- James Meek, In the Sorting Office
London Review of Books - 28 April 2011 - l'auteur :
L'article intégral en ligne :

L'écrivain a enquêté sur la poste néerlandaise. Il décrit un service dégradé et des salariés malmenés, l'envers d'une privatisation sans durabilité et d'une compétition fort peu rationnelle.

Comment ils ont tué la Poste
Traduction en 6 pages par Courrier international, à lire en bibliothèque - 1103-04

Extraits :
Concurrence ?
« In the Netherlands, as in Britain, the postal market has been liberalised in the name of the consumer, as Europe’s former citizens are now known: competition, it is said, will benefit everybody. But competition, as Leijten noted, only really exists for large organisations. Private citizens can’t post letters in Sandd or Selekt mailboxes. There aren’t any. Ordinary Dutch people still have to pay 46 cents to send a TNT letter. The Dutch government, meanwhile, has negotiated a deal with Sandd to deliver some of its mail at 11 cents a pop. ‘For ordinary people, there’s no choice, there’s only TNT,’ Leijten said. ‘The postal system is sick ».

Une guerre fraticide
« Every week Dutch households and businesses are visited by postmen and postwomen from four different companies. There are the ‘orange’ postmen of the privatised Dutch mail company, trading as TNT Post but about to change their name to PostNL; the ‘blue’ postmen of Sandd, a private Dutch firm; the ‘yellow’ postmen of Selekt, owned by Deutsche Post/DHL; and the ‘half-orange’ postmen of Netwerk VSP, set up by TNT to compete cannibalistically against itself by using casual labour that is cheaper than its own (unionised) workforce. TNT delivers six days a week, Sandd and Selekt two, and VSP one. From the point of view of an ardent free-marketeer, this sounds like healthy competition. Curiously, however, none of the competitors is prospering ».

Désarmement unilatéral
« What the Germans did was not so different from what the Dutch did: they tried to protect their decently paid former state postmen from low-wage competition in their home country, while setting up networks of low-wage private postmen to undermine the former state post in the country next door ».
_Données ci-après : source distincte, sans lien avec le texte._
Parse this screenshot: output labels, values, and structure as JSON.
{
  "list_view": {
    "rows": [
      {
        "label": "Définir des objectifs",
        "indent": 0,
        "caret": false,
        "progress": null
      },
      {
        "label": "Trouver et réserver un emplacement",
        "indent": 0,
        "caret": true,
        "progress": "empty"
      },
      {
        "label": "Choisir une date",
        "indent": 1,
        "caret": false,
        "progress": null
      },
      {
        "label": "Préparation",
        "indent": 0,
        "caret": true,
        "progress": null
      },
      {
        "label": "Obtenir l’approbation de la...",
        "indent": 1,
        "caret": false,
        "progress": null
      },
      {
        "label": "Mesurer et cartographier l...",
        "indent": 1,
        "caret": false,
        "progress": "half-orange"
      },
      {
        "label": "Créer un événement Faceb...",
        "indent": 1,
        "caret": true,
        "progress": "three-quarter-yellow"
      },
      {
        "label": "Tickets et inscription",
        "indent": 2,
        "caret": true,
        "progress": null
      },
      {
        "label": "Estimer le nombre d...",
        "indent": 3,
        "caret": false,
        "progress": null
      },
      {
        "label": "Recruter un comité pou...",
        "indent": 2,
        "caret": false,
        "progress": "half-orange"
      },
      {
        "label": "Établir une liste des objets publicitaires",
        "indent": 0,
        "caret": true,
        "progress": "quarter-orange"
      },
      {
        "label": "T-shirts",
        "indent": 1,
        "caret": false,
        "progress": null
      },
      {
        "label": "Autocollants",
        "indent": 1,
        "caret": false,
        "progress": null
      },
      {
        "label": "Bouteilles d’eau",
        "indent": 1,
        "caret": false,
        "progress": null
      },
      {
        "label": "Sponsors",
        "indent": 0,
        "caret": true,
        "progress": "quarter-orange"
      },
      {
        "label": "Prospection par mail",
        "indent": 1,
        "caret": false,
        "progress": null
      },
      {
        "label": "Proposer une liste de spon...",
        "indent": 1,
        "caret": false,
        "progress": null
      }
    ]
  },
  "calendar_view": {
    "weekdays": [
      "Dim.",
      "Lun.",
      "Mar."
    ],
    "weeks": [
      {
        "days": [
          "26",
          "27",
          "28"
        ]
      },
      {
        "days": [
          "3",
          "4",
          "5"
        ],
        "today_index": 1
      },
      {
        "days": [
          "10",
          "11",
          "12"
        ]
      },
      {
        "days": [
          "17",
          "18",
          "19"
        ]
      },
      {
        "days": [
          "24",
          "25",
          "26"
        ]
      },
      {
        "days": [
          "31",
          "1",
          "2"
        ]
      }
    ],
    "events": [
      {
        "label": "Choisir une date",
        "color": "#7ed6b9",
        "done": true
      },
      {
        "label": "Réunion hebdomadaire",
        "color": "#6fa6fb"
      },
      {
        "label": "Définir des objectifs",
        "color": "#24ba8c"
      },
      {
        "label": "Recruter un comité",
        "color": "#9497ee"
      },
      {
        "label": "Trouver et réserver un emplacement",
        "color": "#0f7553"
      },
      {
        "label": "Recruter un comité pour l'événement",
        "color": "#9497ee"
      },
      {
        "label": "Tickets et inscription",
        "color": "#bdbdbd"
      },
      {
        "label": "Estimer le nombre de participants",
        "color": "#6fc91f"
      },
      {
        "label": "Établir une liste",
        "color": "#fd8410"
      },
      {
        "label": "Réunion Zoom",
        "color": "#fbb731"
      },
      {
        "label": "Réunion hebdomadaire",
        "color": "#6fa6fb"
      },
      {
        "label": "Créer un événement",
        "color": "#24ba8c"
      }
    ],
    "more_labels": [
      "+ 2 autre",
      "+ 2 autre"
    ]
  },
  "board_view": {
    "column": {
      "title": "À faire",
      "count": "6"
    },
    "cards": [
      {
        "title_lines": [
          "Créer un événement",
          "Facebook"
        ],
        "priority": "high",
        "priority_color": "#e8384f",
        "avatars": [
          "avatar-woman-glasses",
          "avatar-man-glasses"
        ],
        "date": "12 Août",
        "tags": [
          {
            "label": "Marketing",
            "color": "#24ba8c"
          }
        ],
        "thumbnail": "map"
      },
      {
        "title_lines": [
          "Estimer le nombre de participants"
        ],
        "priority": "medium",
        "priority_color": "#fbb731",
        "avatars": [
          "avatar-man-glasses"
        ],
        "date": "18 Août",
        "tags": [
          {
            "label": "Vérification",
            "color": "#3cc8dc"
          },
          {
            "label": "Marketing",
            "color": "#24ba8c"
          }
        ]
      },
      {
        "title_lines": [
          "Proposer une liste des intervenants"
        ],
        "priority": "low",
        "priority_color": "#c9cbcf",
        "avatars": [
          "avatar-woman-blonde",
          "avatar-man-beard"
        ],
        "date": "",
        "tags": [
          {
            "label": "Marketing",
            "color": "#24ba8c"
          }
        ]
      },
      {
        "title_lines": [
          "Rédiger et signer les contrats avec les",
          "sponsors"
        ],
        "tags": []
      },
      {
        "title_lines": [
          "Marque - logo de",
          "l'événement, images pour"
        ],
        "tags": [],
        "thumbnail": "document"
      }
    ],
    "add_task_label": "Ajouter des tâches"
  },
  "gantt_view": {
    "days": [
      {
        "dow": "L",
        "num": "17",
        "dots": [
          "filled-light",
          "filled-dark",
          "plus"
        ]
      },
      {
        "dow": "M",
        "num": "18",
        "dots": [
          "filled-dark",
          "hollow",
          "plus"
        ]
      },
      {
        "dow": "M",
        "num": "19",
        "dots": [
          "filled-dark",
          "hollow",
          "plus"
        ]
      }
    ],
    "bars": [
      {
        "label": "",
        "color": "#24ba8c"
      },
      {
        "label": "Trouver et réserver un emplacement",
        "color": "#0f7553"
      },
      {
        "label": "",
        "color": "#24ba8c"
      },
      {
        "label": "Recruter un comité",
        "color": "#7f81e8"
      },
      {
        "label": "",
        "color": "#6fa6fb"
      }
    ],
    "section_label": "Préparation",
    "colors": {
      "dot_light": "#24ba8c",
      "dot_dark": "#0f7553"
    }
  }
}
Petits boulots. L’art de dénigrer le travail des salariés.
« Sandd promotes the job as a ‘bijbaan’, a bit of work on the side for somebody who wants fresh air and exercise and already has a state pension, is studying or has a salaried husband ».
un exemple de factrice : « She works, she reckons, about 30 hours a week for the two companies, earning about five euros an hour, although the legal minimum wage in the Netherlands is between eight and nine euros an hour. She has no contract. She gets no sick pay, no pension and no health insurance… » 

Le retour du droit et du social ?
« While I was in the Netherlands, the Dutch parliament’s pressure on the low-wage postal companies, which had been building for years, finally forced them to make a deal. In the small hours of the morning they agreed with the unions that by the end of September 2013, 80 per cent of all postal workers in companies like Sandd must be on proper contracts, meaning they gain some degree of social protection ». Un responsable ajoute : « Yes, we underpaid, if you want to call it that, in the same way that others did. From early on we said when others agree to come to a labour agreement we will follow. We would not take the lead ».